Physicians recommend that people age 50 and older have a colonoscopy every three to 10 years, depending on their personal risk factors. For example, someone with a family history of colon cancer is at an increased risk for the disease and should be tested every three to five years. Another known risk factor for colon cancer is a diagnosis of inflammatory bowel disease. Talk to your doctor about your potential risk factors—others include obesity, cigarette smoking, and heavy alcohol consumption—and how often you should have a colonoscopy.

Colon cancer screening. Unfortunately, current screening techniques for colon cancer are not quite as simple as a blood test or urinalysis.

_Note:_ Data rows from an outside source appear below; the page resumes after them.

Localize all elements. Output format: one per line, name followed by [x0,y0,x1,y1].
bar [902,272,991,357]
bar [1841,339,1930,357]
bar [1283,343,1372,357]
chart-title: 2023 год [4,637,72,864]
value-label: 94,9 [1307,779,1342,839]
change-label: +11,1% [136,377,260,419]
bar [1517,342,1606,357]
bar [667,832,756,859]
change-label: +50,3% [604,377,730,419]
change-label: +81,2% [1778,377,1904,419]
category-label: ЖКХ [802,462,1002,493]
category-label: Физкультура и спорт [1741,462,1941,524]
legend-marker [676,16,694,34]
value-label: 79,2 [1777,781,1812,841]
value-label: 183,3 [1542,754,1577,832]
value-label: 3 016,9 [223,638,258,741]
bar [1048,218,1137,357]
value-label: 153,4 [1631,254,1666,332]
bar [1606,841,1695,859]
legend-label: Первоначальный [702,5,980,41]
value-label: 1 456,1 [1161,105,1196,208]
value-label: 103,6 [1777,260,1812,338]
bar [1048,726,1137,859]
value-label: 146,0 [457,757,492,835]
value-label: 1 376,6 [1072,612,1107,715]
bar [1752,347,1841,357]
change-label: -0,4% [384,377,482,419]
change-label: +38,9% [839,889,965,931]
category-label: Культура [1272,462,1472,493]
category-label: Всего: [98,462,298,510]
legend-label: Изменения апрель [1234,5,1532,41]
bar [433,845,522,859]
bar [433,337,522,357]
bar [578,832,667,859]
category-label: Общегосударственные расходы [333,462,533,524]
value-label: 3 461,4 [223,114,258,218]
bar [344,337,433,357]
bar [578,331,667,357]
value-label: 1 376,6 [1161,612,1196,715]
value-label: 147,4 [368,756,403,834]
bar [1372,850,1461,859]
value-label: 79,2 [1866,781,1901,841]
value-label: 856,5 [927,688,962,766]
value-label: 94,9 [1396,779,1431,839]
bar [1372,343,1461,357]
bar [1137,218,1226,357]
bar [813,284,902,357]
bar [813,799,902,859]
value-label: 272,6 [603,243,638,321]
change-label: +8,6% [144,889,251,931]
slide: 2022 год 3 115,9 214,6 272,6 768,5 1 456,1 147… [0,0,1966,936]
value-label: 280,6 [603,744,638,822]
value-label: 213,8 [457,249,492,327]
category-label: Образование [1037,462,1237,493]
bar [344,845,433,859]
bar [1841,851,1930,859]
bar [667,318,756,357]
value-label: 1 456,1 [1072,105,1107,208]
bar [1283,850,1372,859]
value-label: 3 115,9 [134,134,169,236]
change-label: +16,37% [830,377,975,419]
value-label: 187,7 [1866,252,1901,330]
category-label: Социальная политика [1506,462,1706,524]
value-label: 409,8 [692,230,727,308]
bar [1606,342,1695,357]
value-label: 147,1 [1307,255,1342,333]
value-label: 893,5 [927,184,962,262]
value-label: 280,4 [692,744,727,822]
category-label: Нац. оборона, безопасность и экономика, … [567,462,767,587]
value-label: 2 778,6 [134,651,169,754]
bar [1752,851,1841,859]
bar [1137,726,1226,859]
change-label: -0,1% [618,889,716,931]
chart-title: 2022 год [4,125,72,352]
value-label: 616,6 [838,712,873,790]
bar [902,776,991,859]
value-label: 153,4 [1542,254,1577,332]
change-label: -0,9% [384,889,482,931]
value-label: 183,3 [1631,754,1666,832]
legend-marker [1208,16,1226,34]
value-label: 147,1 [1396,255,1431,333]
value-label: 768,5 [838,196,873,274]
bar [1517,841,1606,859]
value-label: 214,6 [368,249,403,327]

While a fecal exam can be done to test for blood in the stool, polyps do not always cause bleeding so additional testing is required. A study published in Cancer Research in June revealed that scientists have identified colon cancer-specific antigens that show promise as potential markers for detecting the disease. These antigens are found in the blood, so it may one day be possible to test for colon cancer using a blood sample. In the meantime, doctors rely mainly on the colonoscopy to identify cancer and potentially cancerous polyps.

Currently, two kinds of tests screen for colon cancer: the colonoscopy and the “virtual” colonoscopy, also known as a computed tomographic (CT) colonography. The CT colonography is less invasive than the traditional colonoscopy, but both tests require bowel preparation. “There is ongoing research into finding the best-tolerated and most effective preparation to cleanse the colon prior to the procedure, but it will always be the most difficult part of the colonoscopy experience,” says Kirsten Tillisch, MD, a gastroenterologist at UCLA Medical Center. “In the future, it may be possible to do a ‘virtual' colonoscopy without bowel preparation, but that is not currently an option.”

Both the colonoscopy and CT colonography require that the contents of your colon be emptied prior to the procedure. Preparation usually requires you to stop eating solid foods a day or two before the exam and take laxatives so that the colon is empty and it is easier to see polyps.

The actual colonoscopy exam requires sedation, so you will have to get someone else to drive you home from the hospital following the procedure. After you are sedated, the doctor will insert a long tube with a camera on the end into your colon. During the colonoscopy, the doctor can remove any polyps that are detected, as well as take samples for biopsy.

A CT colonography is less invasive than the traditional colonoscopy and therefore does not require sedation. This type of test uses X-ray technology to view the colon. There has been some debate among researchers as to whether or not the CT colonography is as accurate as the traditional colonoscopy. The CT colonography also does not allow for polyp removal; therefore, if polyps are detected, a colonoscopy must be performed anyway. “For now, traditional colonoscopy is the best option for most people and is very well tolerated,” Dr. Tillisch says.

Prevention: What's on the horizon? “Right now, the notion of prevention for colon cancer is an important topic for patients, clinicians, and researchers. As the second most-common cancer in our society, all aspects of the prevention, diagnosis, and treatment warrant frequent evaluation and re-evaluation,” says Dr. Esrailian.

Recent findings suggest that some compounds found in processed and red meat might contribute to colon cancer; that coffee consumption might help prevent colon cancer; and that aspirin use might also lower colon cancer risk. Other foods being studied for their potential preventive abilities include green tea, fish, and blueberries. However, experts advise that such data should not be viewed as definitive evidence without corroboration with other studies. Patients should always discuss information they glean from published reports with their doctors to determine its significance with respect to their own situations.

The real key to colon cancer prevention is regular screenings. Even though the experience of having a colonoscopy may be inconvenient or unpleasant, it could end up saving your life. “The good thing is that most people only need to have a colonoscopy every three to 10 years, depending on their personal risk factors, so two days out of that time is not too bad, especially if you are preventing cancer,” says Dr Tillisch.